Hundreds of University of Nairobi students began protesting after some 7,000 lecturers went on a week-long strike. Police fired into the air to disperse the students, some of whom had prepared for exams earlier this week only to be told they were being postponed.
Lecturers make around
$800 a month in Kenya, and their salaries have not be raised in three years.
Kenya's Higher Education Minister Margaret Kamar said she sympathizes with the lecturers, who decided Thursday to postpone their strike for two weeks to allow for negotiations. But the financial resources simply aren't there, she says.
"We have sat down and discussed with the prime minister and finance minister,
we cannot add anything because of our boys in Somalia," Kamar said.

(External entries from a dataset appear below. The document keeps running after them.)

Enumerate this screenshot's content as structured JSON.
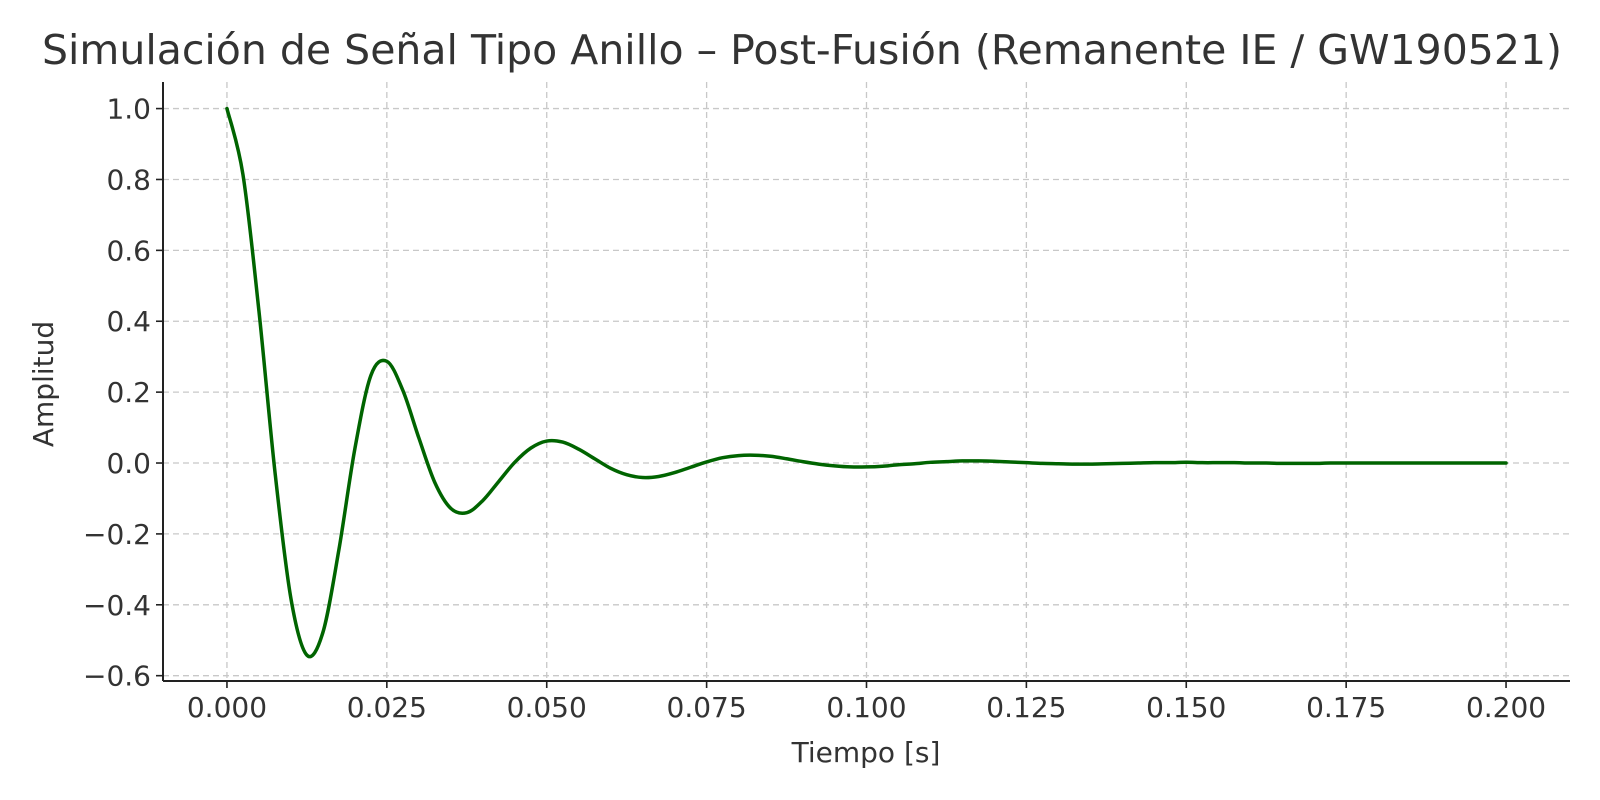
{
  "chart_data": {
    "type": "line",
    "title": "Simulación de Señal Tipo Anillo – Post-Fusión (Remanente IE / GW190521)",
    "xlabel": "Tiempo [s]",
    "ylabel": "Amplitud",
    "xlim": [
      -0.01,
      0.21
    ],
    "ylim": [
      -0.615,
      1.075
    ],
    "xticks": [
      0.0,
      0.025,
      0.05,
      0.075,
      0.1,
      0.125,
      0.15,
      0.175,
      0.2
    ],
    "xtick_labels": [
      "0.000",
      "0.025",
      "0.050",
      "0.075",
      "0.100",
      "0.125",
      "0.150",
      "0.175",
      "0.200"
    ],
    "yticks": [
      1.0,
      0.8,
      0.6,
      0.4,
      0.2,
      0.0,
      -0.2,
      -0.4,
      -0.6
    ],
    "ytick_labels": [
      "1.0",
      "0.8",
      "0.6",
      "0.4",
      "0.2",
      "0.0",
      "−0.2",
      "−0.4",
      "−0.6"
    ],
    "grid": true,
    "line_color": "#006400",
    "series": [
      {
        "x": [
          0.0,
          0.0025,
          0.005,
          0.0075,
          0.01,
          0.0125,
          0.015,
          0.0175,
          0.02,
          0.0225,
          0.025,
          0.0275,
          0.03,
          0.0325,
          0.035,
          0.0375,
          0.04,
          0.0425,
          0.045,
          0.0475,
          0.05,
          0.0525,
          0.055,
          0.0575,
          0.06,
          0.0625,
          0.065,
          0.0675,
          0.07,
          0.0725,
          0.075,
          0.0775,
          0.08,
          0.0825,
          0.085,
          0.0875,
          0.09,
          0.0925,
          0.095,
          0.0975,
          0.1,
          0.1025,
          0.105,
          0.1075,
          0.11,
          0.1125,
          0.115,
          0.1175,
          0.12,
          0.1225,
          0.125,
          0.1275,
          0.13,
          0.1325,
          0.135,
          0.1375,
          0.14,
          0.1425,
          0.145,
          0.1475,
          0.15,
          0.1525,
          0.155,
          0.1575,
          0.16,
          0.1625,
          0.165,
          0.1675,
          0.17,
          0.1725,
          0.175,
          0.1775,
          0.18,
          0.1825,
          0.185,
          0.1875,
          0.19,
          0.1925,
          0.195,
          0.1975,
          0.2
        ],
        "y": [
          1.0,
          0.814,
          0.429,
          -0.024,
          -0.382,
          -0.542,
          -0.478,
          -0.245,
          0.04,
          0.247,
          0.287,
          0.205,
          0.071,
          -0.055,
          -0.128,
          -0.14,
          -0.106,
          -0.052,
          0.002,
          0.042,
          0.062,
          0.059,
          0.039,
          0.012,
          -0.015,
          -0.033,
          -0.041,
          -0.038,
          -0.027,
          -0.012,
          0.003,
          0.015,
          0.021,
          0.022,
          0.019,
          0.012,
          0.004,
          -0.003,
          -0.008,
          -0.011,
          -0.011,
          -0.009,
          -0.005,
          -0.002,
          0.002,
          0.004,
          0.006,
          0.006,
          0.005,
          0.003,
          0.001,
          -0.001,
          -0.002,
          -0.003,
          -0.003,
          -0.002,
          -0.001,
          0.0,
          0.001,
          0.001,
          0.002,
          0.001,
          0.001,
          0.001,
          0.0,
          0.0,
          -0.001,
          -0.001,
          -0.001,
          0.0,
          0.0,
          0.0,
          0.0,
          0.0,
          0.0,
          0.0,
          0.0,
          0.0,
          0.0,
          0.0,
          0.0
        ]
      }
    ]
  }
}
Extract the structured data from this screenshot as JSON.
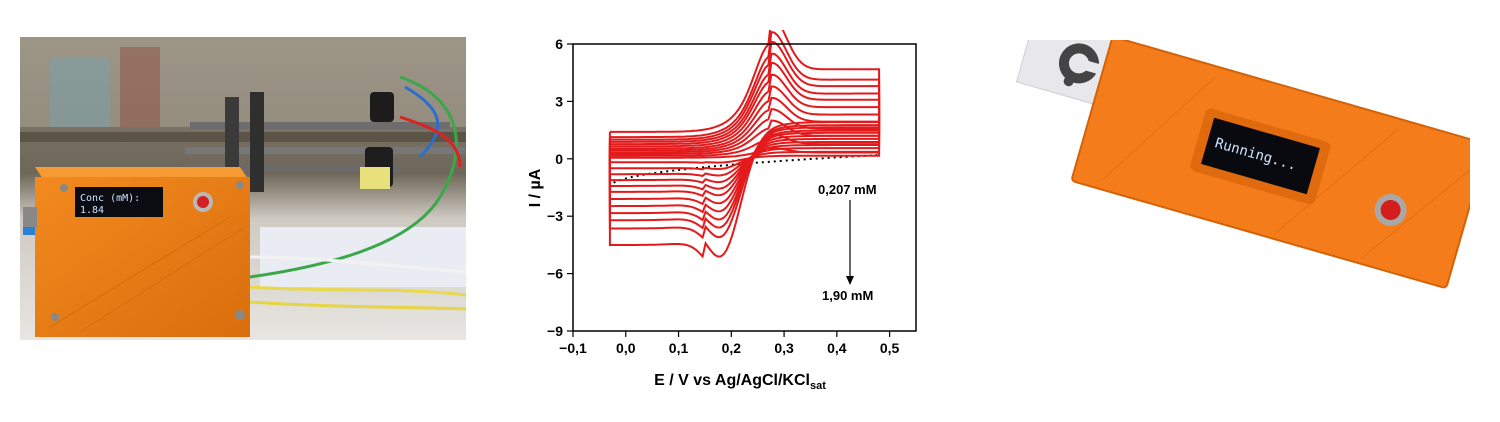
{
  "left_photo": {
    "oled_line1": "Conc (mM):",
    "oled_line2": "1.84"
  },
  "right_photo": {
    "oled_text": "Running..."
  },
  "chart_data": {
    "type": "line",
    "title": "",
    "xlabel": "E / V vs Ag/AgCl/KCl",
    "xlabel_sub": "sat",
    "ylabel": "I / µA",
    "xlim": [
      -0.1,
      0.55
    ],
    "ylim": [
      -9,
      6
    ],
    "xticks": [
      "−0,1",
      "0,0",
      "0,1",
      "0,2",
      "0,3",
      "0,4",
      "0,5"
    ],
    "xtick_values": [
      -0.1,
      0.0,
      0.1,
      0.2,
      0.3,
      0.4,
      0.5
    ],
    "yticks": [
      "6",
      "3",
      "0",
      "−3",
      "−6",
      "−9"
    ],
    "ytick_values": [
      6,
      3,
      0,
      -3,
      -6,
      -9
    ],
    "series_color": "#e31a1c",
    "blank_color": "#000000",
    "annotation_top": "0,207 mM",
    "annotation_bottom": "1,90 mM",
    "potential_range": [
      -0.03,
      0.48
    ],
    "blank": {
      "style": "dotted",
      "left_current": -1.5,
      "right_current": 0.2
    },
    "series": [
      {
        "concentration_mM": 0.207,
        "anodic_peak": 0.4,
        "cathodic_peak": -0.3
      },
      {
        "concentration_mM": 0.35,
        "anodic_peak": 0.9,
        "cathodic_peak": -0.8
      },
      {
        "concentration_mM": 0.5,
        "anodic_peak": 1.4,
        "cathodic_peak": -1.3
      },
      {
        "concentration_mM": 0.65,
        "anodic_peak": 1.8,
        "cathodic_peak": -1.8
      },
      {
        "concentration_mM": 0.8,
        "anodic_peak": 2.2,
        "cathodic_peak": -2.3
      },
      {
        "concentration_mM": 0.95,
        "anodic_peak": 2.6,
        "cathodic_peak": -2.8
      },
      {
        "concentration_mM": 1.1,
        "anodic_peak": 3.0,
        "cathodic_peak": -3.4
      },
      {
        "concentration_mM": 1.25,
        "anodic_peak": 3.4,
        "cathodic_peak": -4.0
      },
      {
        "concentration_mM": 1.4,
        "anodic_peak": 3.7,
        "cathodic_peak": -4.6
      },
      {
        "concentration_mM": 1.55,
        "anodic_peak": 4.1,
        "cathodic_peak": -5.2
      },
      {
        "concentration_mM": 1.7,
        "anodic_peak": 4.4,
        "cathodic_peak": -5.9
      },
      {
        "concentration_mM": 1.9,
        "anodic_peak": 4.8,
        "cathodic_peak": -7.3
      }
    ]
  }
}
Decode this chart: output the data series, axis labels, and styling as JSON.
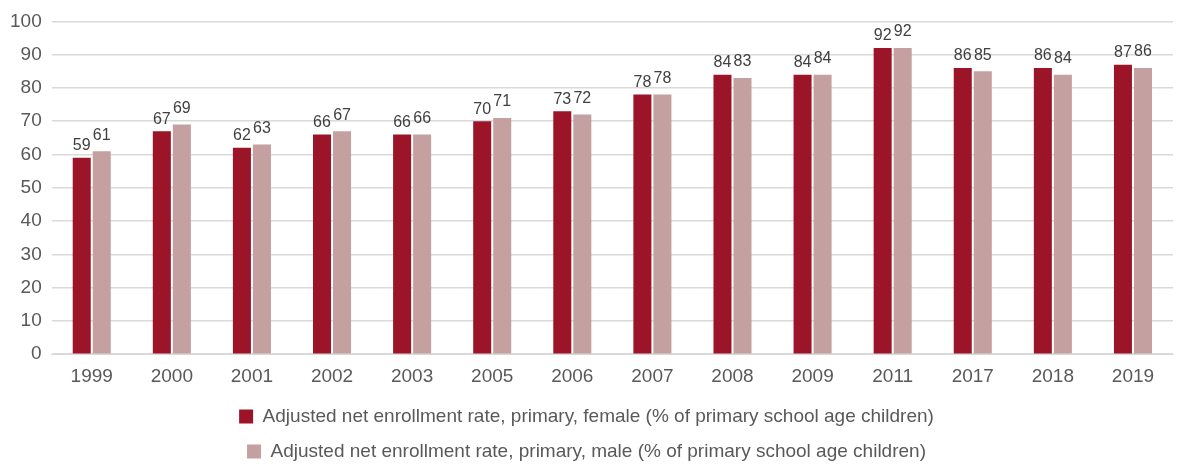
{
  "chart_data": {
    "type": "bar",
    "categories": [
      "1999",
      "2000",
      "2001",
      "2002",
      "2003",
      "2005",
      "2006",
      "2007",
      "2008",
      "2009",
      "2011",
      "2017",
      "2018",
      "2019"
    ],
    "series": [
      {
        "name": "Adjusted net enrollment rate, primary, female (% of primary school age children)",
        "color": "#9b1428",
        "values": [
          59,
          67,
          62,
          66,
          66,
          70,
          73,
          78,
          84,
          84,
          92,
          86,
          86,
          87
        ]
      },
      {
        "name": "Adjusted net enrollment rate, primary, male (% of primary school age children)",
        "color": "#c4a0a0",
        "values": [
          61,
          69,
          63,
          67,
          66,
          71,
          72,
          78,
          83,
          84,
          92,
          85,
          84,
          86
        ]
      }
    ],
    "ylim": [
      0,
      100
    ],
    "yticks": [
      0,
      10,
      20,
      30,
      40,
      50,
      60,
      70,
      80,
      90,
      100
    ],
    "grid": "y",
    "legend": "bottom",
    "data_labels": true
  }
}
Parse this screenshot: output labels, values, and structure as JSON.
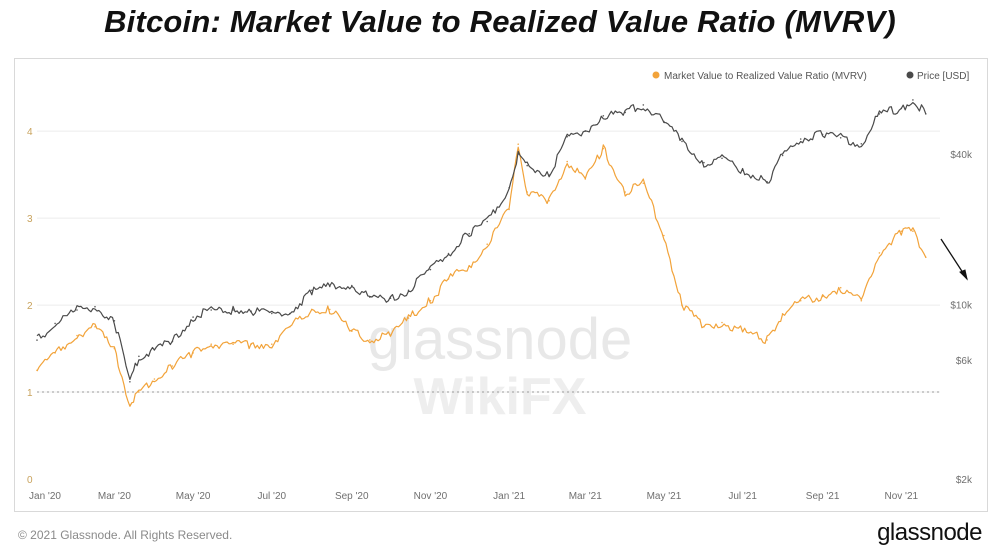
{
  "title": "Bitcoin: Market Value to Realized Value Ratio (MVRV)",
  "footer": {
    "copyright": "© 2021 Glassnode. All Rights Reserved.",
    "logo": "glassnode"
  },
  "watermarks": {
    "primary": "glassnode",
    "secondary": "WikiFX"
  },
  "colors": {
    "mvrv": "#f2a33a",
    "price": "#4a4a4a",
    "grid": "#ececec",
    "left_axis": "#c8a25c",
    "right_axis": "#6f6f6f"
  },
  "chart_data": {
    "type": "line",
    "grid": true,
    "legend_position": "top-right",
    "x_ticks": [
      "Jan '20",
      "Mar '20",
      "May '20",
      "Jul '20",
      "Sep '20",
      "Nov '20",
      "Jan '21",
      "Mar '21",
      "May '21",
      "Jul '21",
      "Sep '21",
      "Nov '21"
    ],
    "x": [
      "2020-01-01",
      "2020-01-15",
      "2020-02-01",
      "2020-02-15",
      "2020-03-01",
      "2020-03-13",
      "2020-03-20",
      "2020-04-01",
      "2020-04-15",
      "2020-05-01",
      "2020-05-15",
      "2020-06-01",
      "2020-06-15",
      "2020-07-01",
      "2020-07-15",
      "2020-08-01",
      "2020-08-15",
      "2020-09-01",
      "2020-09-15",
      "2020-10-01",
      "2020-10-15",
      "2020-11-01",
      "2020-11-15",
      "2020-12-01",
      "2020-12-15",
      "2021-01-01",
      "2021-01-08",
      "2021-01-15",
      "2021-02-01",
      "2021-02-15",
      "2021-03-01",
      "2021-03-15",
      "2021-04-01",
      "2021-04-15",
      "2021-05-01",
      "2021-05-15",
      "2021-06-01",
      "2021-06-15",
      "2021-07-01",
      "2021-07-20",
      "2021-08-01",
      "2021-08-15",
      "2021-09-01",
      "2021-09-15",
      "2021-10-01",
      "2021-10-15",
      "2021-11-01",
      "2021-11-10",
      "2021-11-20"
    ],
    "y_left": {
      "ticks": [
        "0",
        "1",
        "2",
        "3",
        "4"
      ],
      "range": [
        0,
        4.6
      ]
    },
    "y_right": {
      "ticks": [
        "$2k",
        "$6k",
        "$10k",
        "$40k"
      ],
      "tick_values": [
        2000,
        6000,
        10000,
        40000
      ],
      "scale": "log",
      "range": [
        2000,
        80000
      ]
    },
    "reference_line": {
      "axis": "left",
      "value": 1,
      "style": "dotted"
    },
    "series": [
      {
        "name": "Market Value to Realized Value Ratio (MVRV)",
        "axis": "left",
        "values": [
          1.25,
          1.45,
          1.65,
          1.75,
          1.5,
          0.85,
          1.0,
          1.15,
          1.3,
          1.45,
          1.55,
          1.55,
          1.55,
          1.55,
          1.75,
          1.95,
          1.95,
          1.7,
          1.6,
          1.65,
          1.85,
          2.05,
          2.3,
          2.45,
          2.7,
          3.1,
          3.85,
          3.3,
          3.2,
          3.65,
          3.45,
          3.8,
          3.3,
          3.4,
          2.8,
          2.0,
          1.75,
          1.8,
          1.7,
          1.6,
          1.9,
          2.05,
          2.1,
          2.2,
          2.05,
          2.6,
          2.85,
          2.85,
          2.55
        ]
      },
      {
        "name": "Price [USD]",
        "axis": "right",
        "values": [
          7200,
          8400,
          9500,
          9800,
          8600,
          4900,
          6200,
          6600,
          7100,
          8900,
          9500,
          9500,
          9400,
          9200,
          9200,
          11400,
          11800,
          11900,
          10700,
          10600,
          11400,
          13800,
          16000,
          19200,
          21500,
          29300,
          40000,
          36000,
          33000,
          47000,
          49500,
          57000,
          58800,
          63000,
          54000,
          45000,
          37000,
          38500,
          34500,
          31000,
          39500,
          46000,
          48000,
          46500,
          44000,
          58000,
          61000,
          66000,
          58000
        ]
      }
    ]
  }
}
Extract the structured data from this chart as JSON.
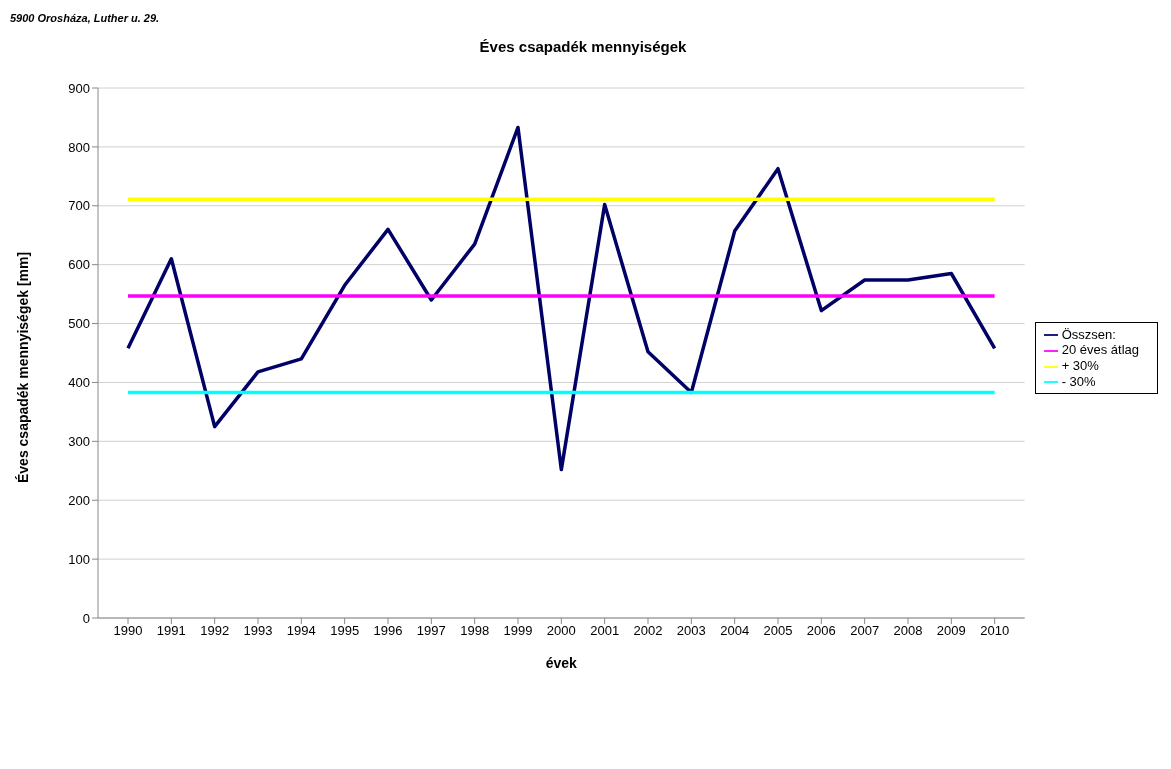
{
  "chart_data": {
    "type": "line",
    "title": "Éves csapadék mennyiségek",
    "xlabel": "évek",
    "ylabel": "Éves csapadék mennyiségek [mm]",
    "annotations": [
      "5900 Orosháza, Luther u. 29."
    ],
    "categories": [
      "1990",
      "1991",
      "1992",
      "1993",
      "1994",
      "1995",
      "1996",
      "1997",
      "1998",
      "1999",
      "2000",
      "2001",
      "2002",
      "2003",
      "2004",
      "2005",
      "2006",
      "2007",
      "2008",
      "2009",
      "2010"
    ],
    "series": [
      {
        "name": "Összsen:",
        "color": "#000066",
        "values": [
          458,
          610,
          325,
          418,
          440,
          565,
          660,
          540,
          635,
          833,
          252,
          702,
          452,
          383,
          657,
          763,
          522,
          574,
          574,
          585,
          458
        ]
      },
      {
        "name": "20 éves átlag",
        "color": "#ff00ff",
        "values": [
          547,
          547,
          547,
          547,
          547,
          547,
          547,
          547,
          547,
          547,
          547,
          547,
          547,
          547,
          547,
          547,
          547,
          547,
          547,
          547,
          547
        ]
      },
      {
        "name": "+ 30%",
        "color": "#ffff00",
        "values": [
          711,
          711,
          711,
          711,
          711,
          711,
          711,
          711,
          711,
          711,
          711,
          711,
          711,
          711,
          711,
          711,
          711,
          711,
          711,
          711,
          711
        ]
      },
      {
        "name": "- 30%",
        "color": "#00ffff",
        "values": [
          383,
          383,
          383,
          383,
          383,
          383,
          383,
          383,
          383,
          383,
          383,
          383,
          383,
          383,
          383,
          383,
          383,
          383,
          383,
          383,
          383
        ]
      }
    ],
    "ylim": [
      0,
      900
    ],
    "yticks": [
      0,
      100,
      200,
      300,
      400,
      500,
      600,
      700,
      800,
      900
    ],
    "grid": "y",
    "legend": "right",
    "marker": "none",
    "line_style": "solid"
  }
}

It couldn't come at a worse time for Kenyans:
In October, inflation was nearly 19 percent because of skyrocketing food and energy costs, fueled by a depreciation in the Kenyan shilling against the dollar. Kenya's Central Bank raised interest rates recently to stem the shilling's decline, raising the costs of personal loans.
And the country's critical tourism industry is being threatened by a rash of kidnappings inside Kenya blamed on the Somali militants.
Stephen Mutoro, an official of the Consumer Federation of Kenya, says
the country should brace itself for hard economic times.
Mutoro said
there was little preparation for the military mission in Somalia and that's why the government is now sending officials to Israel, the Middle East and Europe to ask for financial support.